En medio de la discusión sobre las revelaciones incriminatorias del exasesor del Ministerio Público Jaime Villanueva, ha (re)aparecido un debate fascinante sobre cómo ingresa la política a la educación escolar.
Esto, a propósito de un proyecto de ley presentado por el Ejecutivo para modificar la Ley de Reforma Magisterial, con miras a destituir o bloquear el ingreso a la carrera docente de cualquier persona que esté vinculada a “una organización, movimiento o cualquier forma de agrupación cuya ideología o actos sean contrarios al orden constitucional, al sistema democrático y/o al respeto a los derechos humanos”.
Qué objetivo más loable, pensaría uno al revisar esta iniciativa legislativa si no tuviera mayores referencias del contexto peruano. Pero sucede que uno de los ámbitos en los que se manifiesta nuestra polarización política es en la percepción que tenemos sobre qué sector ideológico tiene –o debería tener– “capturada” a la docencia en el Perú.
El carácter de urgencia con el que se presenta este proyecto solo se explica si uno asume que hoy un número grande de escolares está siendo sometido a una suerte de imposición artera de ideales antidemocráticos y de todo tipo de justificaciones del uso de la violencia como método para alcanzar el poder, y que esto hay que pararlo ya mismo. En la exposición de motivos, el Gobierno alude directamente al Movadef, organismo de fachada de Sendero Luminoso, y a otros grupos que “han logrado captar y/o infiltrar a docentes de la carrera pública magisterial”.
Del otro lado del espectro ideológico, se señala que esta iniciativa no es más que otra manifestación del llamado “terruqueo”, una suerte de persecución política que establece sus objetivos de manera suficientemente ambigua como para poder excluir de la docencia no solo a quienes efectivamente endosen el uso de la violencia –lo que sí se justificaría, a mi juicio–, sino de manera más general a cualquiera que tenga una visión disidente del statu quo “neoliberal”.
¿Cuán grande es el problema que el Gobierno dice estar queriendo solucionar? No lo sabemos a ciencia cierta; el proyecto de ley no es claro en ese sentido. Pero sí aprecia uno que este debate se nubla porque mucha gente cree que las escuelas son, en efecto, un espacio de captura ideológica. Que uno debe impedir que quienes están en la otra orilla política consigan ese objetivo, para así poner a docentes con los que uno esté ideológicamente alineado, para que terminen haciendo precisamente aquello que uno decía que estaba mal que hicieran los otros.
Hay una forma distinta –y mejor– de aproximarse a este debate. Esta no es ni debe ser una competencia por ver quién logra manipular a los estudiantes con sus propias ideas.

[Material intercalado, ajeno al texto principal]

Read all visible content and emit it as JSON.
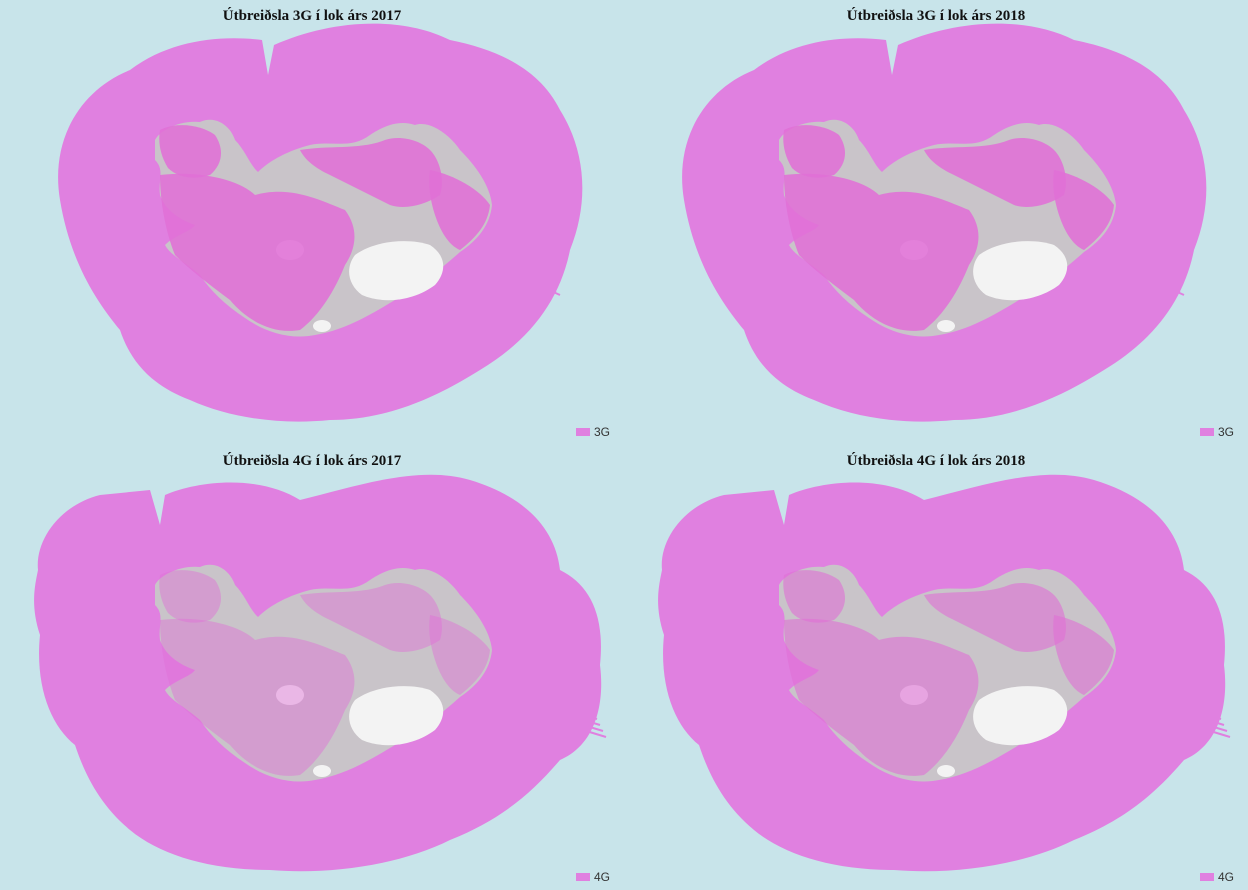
{
  "colors": {
    "coverage": "#e080e0",
    "land": "#c9c4c9",
    "glacier": "#f3f3f3",
    "sea": "#c8e4ea",
    "overlay": "#e06fd6"
  },
  "panels": [
    {
      "title": "Útbreiðsla 3G í lok árs 2017",
      "legend_label": "3G",
      "network": "3G",
      "year": "2017",
      "inland_coverage": "high"
    },
    {
      "title": "Útbreiðsla 3G í lok árs 2018",
      "legend_label": "3G",
      "network": "3G",
      "year": "2018",
      "inland_coverage": "high"
    },
    {
      "title": "Útbreiðsla 4G í lok árs 2017",
      "legend_label": "4G",
      "network": "4G",
      "year": "2017",
      "inland_coverage": "low"
    },
    {
      "title": "Útbreiðsla 4G í lok árs 2018",
      "legend_label": "4G",
      "network": "4G",
      "year": "2018",
      "inland_coverage": "medium"
    }
  ]
}
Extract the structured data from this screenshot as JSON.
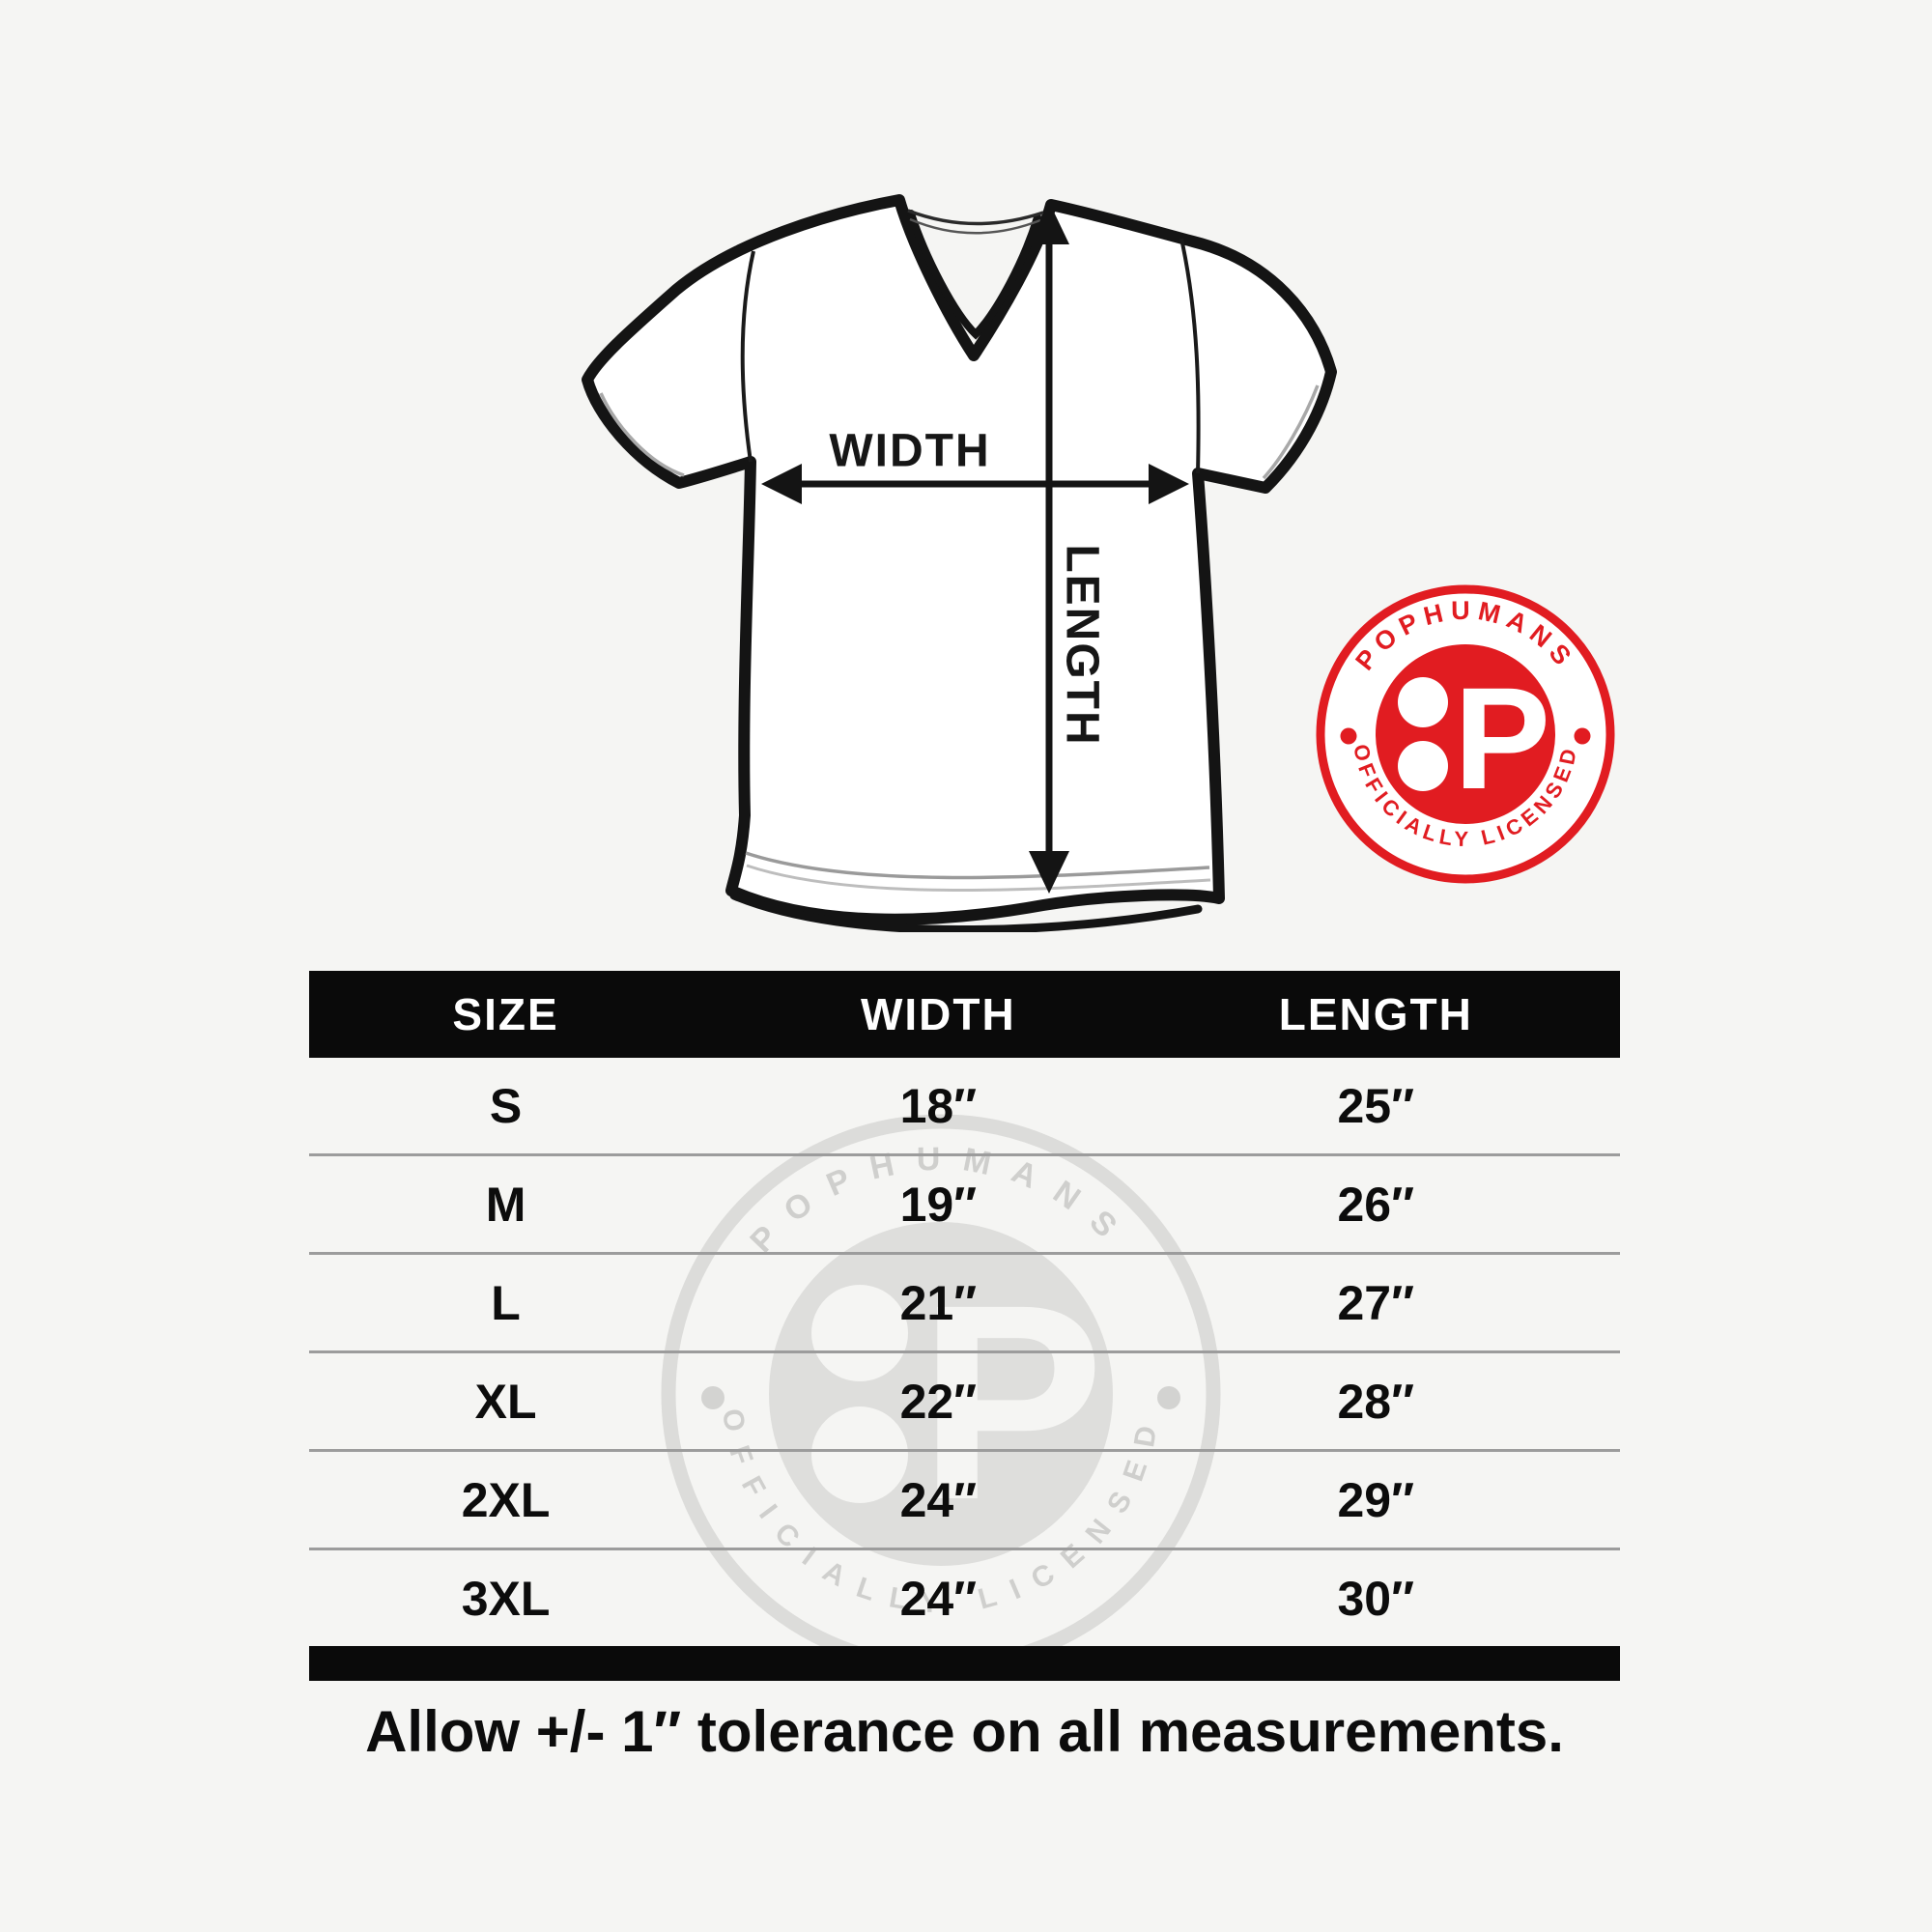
{
  "page": {
    "background": "#f5f5f3",
    "accent_red": "#e11c21",
    "table_black": "#0a0a0a",
    "divider_gray": "#9c9c9c"
  },
  "diagram": {
    "width_label": "WIDTH",
    "length_label": "LENGTH"
  },
  "badge": {
    "top_text": "POPHUMANS",
    "bottom_text": "OFFICIALLY LICENSED",
    "logo_letter": "P",
    "red": "#e11c21"
  },
  "size_table": {
    "headers": [
      "SIZE",
      "WIDTH",
      "LENGTH"
    ],
    "rows": [
      {
        "size": "S",
        "width": "18″",
        "length": "25″"
      },
      {
        "size": "M",
        "width": "19″",
        "length": "26″"
      },
      {
        "size": "L",
        "width": "21″",
        "length": "27″"
      },
      {
        "size": "XL",
        "width": "22″",
        "length": "28″"
      },
      {
        "size": "2XL",
        "width": "24″",
        "length": "29″"
      },
      {
        "size": "3XL",
        "width": "24″",
        "length": "30″"
      }
    ]
  },
  "note": "Allow +/- 1″ tolerance on all measurements.",
  "chart_data": {
    "type": "table",
    "columns": [
      "SIZE",
      "WIDTH",
      "LENGTH"
    ],
    "rows": [
      [
        "S",
        "18″",
        "25″"
      ],
      [
        "M",
        "19″",
        "26″"
      ],
      [
        "L",
        "21″",
        "27″"
      ],
      [
        "XL",
        "22″",
        "28″"
      ],
      [
        "2XL",
        "24″",
        "29″"
      ],
      [
        "3XL",
        "24″",
        "30″"
      ]
    ],
    "note": "Allow +/- 1″ tolerance on all measurements."
  }
}
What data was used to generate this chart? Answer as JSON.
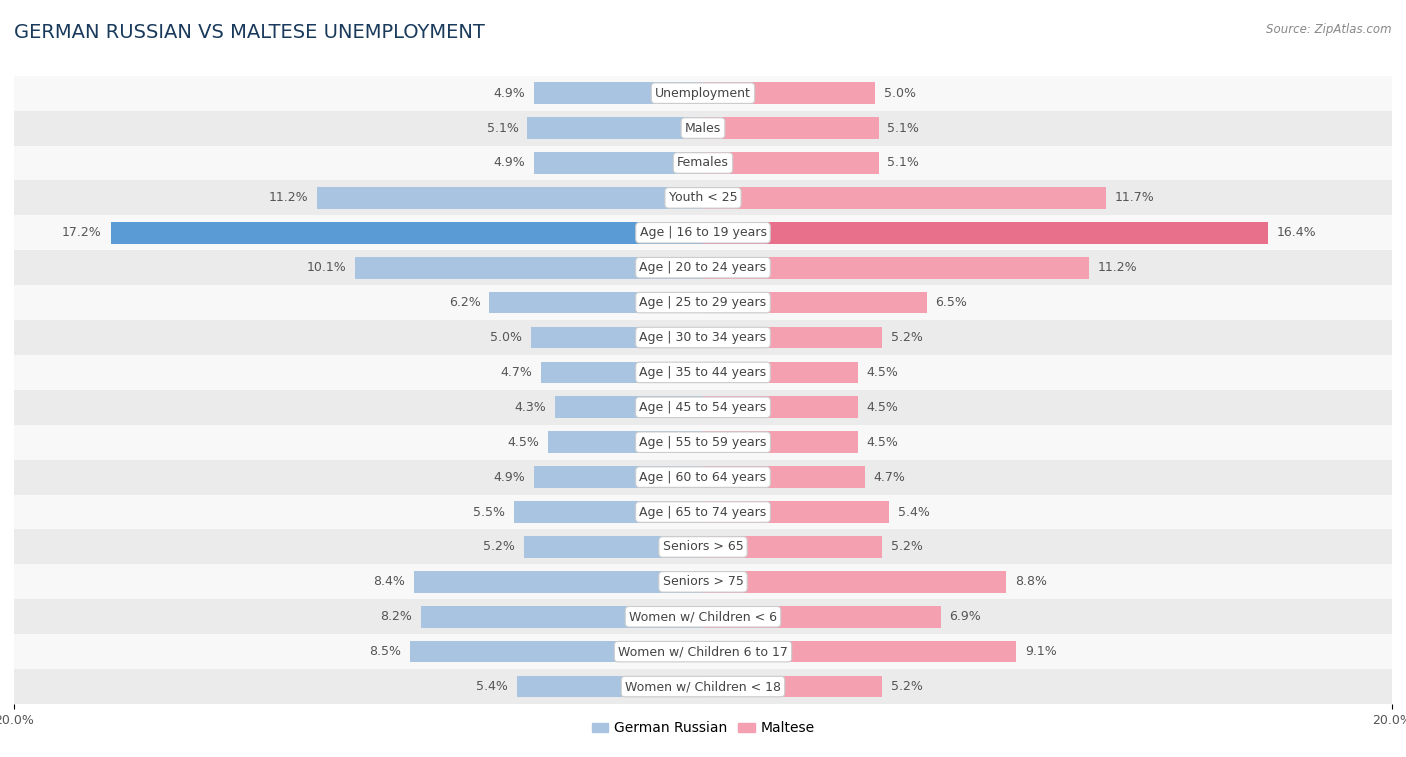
{
  "title": "GERMAN RUSSIAN VS MALTESE UNEMPLOYMENT",
  "source": "Source: ZipAtlas.com",
  "categories": [
    "Unemployment",
    "Males",
    "Females",
    "Youth < 25",
    "Age | 16 to 19 years",
    "Age | 20 to 24 years",
    "Age | 25 to 29 years",
    "Age | 30 to 34 years",
    "Age | 35 to 44 years",
    "Age | 45 to 54 years",
    "Age | 55 to 59 years",
    "Age | 60 to 64 years",
    "Age | 65 to 74 years",
    "Seniors > 65",
    "Seniors > 75",
    "Women w/ Children < 6",
    "Women w/ Children 6 to 17",
    "Women w/ Children < 18"
  ],
  "german_russian": [
    4.9,
    5.1,
    4.9,
    11.2,
    17.2,
    10.1,
    6.2,
    5.0,
    4.7,
    4.3,
    4.5,
    4.9,
    5.5,
    5.2,
    8.4,
    8.2,
    8.5,
    5.4
  ],
  "maltese": [
    5.0,
    5.1,
    5.1,
    11.7,
    16.4,
    11.2,
    6.5,
    5.2,
    4.5,
    4.5,
    4.5,
    4.7,
    5.4,
    5.2,
    8.8,
    6.9,
    9.1,
    5.2
  ],
  "color_german_russian": "#a8c4e0",
  "color_maltese": "#f4a0b0",
  "color_highlight_gr": "#5b9bd5",
  "color_highlight_m": "#e8708a",
  "background_row_odd": "#ebebeb",
  "background_row_even": "#f8f8f8",
  "axis_max": 20.0,
  "bar_height": 0.62,
  "label_fontsize": 9,
  "category_fontsize": 9,
  "title_fontsize": 14,
  "value_color": "#555555"
}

Si realmente valoramos la democracia, tenemos que hacerles ver por qué es importante, promoviendo activamente el ejercicio de valores democráticos en el aula misma. Y uno de esos valores –el que más nos cuesta practicar estos días– es el pluralismo político, vale decir, la capacidad de entender que muchos temas despiertan visiones discrepantes en la sociedad, y que es normal que eso ocurra.
Para gestionar ese pluralismo, uno requiere desarrollar ciertas virtudes como la curiosidad, la apertura de mente, el pensamiento crítico, la empatía, la tolerancia y el respeto. Todas, virtudes que uno debería aprender en la escuela, y mientras más temprano, mejor.
De manera que yo plantearía este dilema de forma inversa a como lo está haciendo el Gobierno y le preguntaría a este: ¿Qué están haciendo, más allá de proponer el camino fácil, pero potencialmente arbitrario de censurar a determinados docentes, para asegurar desde el Ministerio de Educación que nuestros escolares estén recibiendo una educación que les inculque efectivamente valores democráticos? ¿Qué herramientas pedagógicas se están utilizando para que puedan vivir la democracia desde el aula, de tal modo que luego sea absolutamente natural para ellos defenderla?
En países como el Reino Unido hay pautas muy claras y hasta jurisprudencia sobre cómo los docentes deben manejar la imparcialidad en temas políticos, porque se busca formar estudiantes que muestren “entendimiento y respeto por las legítimas diferencias de opinión”. En el Perú, la educación cívica es una lágrima. Estamos ahora preocupados por bloquear la enseñanza de valores antidemocráticos en la escuela, cuando ni siquiera nos hemos ocupado de enseñar bien los que sí nos interesa promover.
Si nos cuesta tanto escucharnos entre peruanos porque creemos que nuestras ideas distintas nos convierten en enemigos, quizá sea porque no tuvimos un profesor en la escuela que nos enseñara que se puede discrepar con respeto y hasta cariño, reconociendo la humanidad y la dignidad de quien está en la posición contraria. Si realmente queremos cambiar el país, necesitamos más docentes que sepan hacer eso.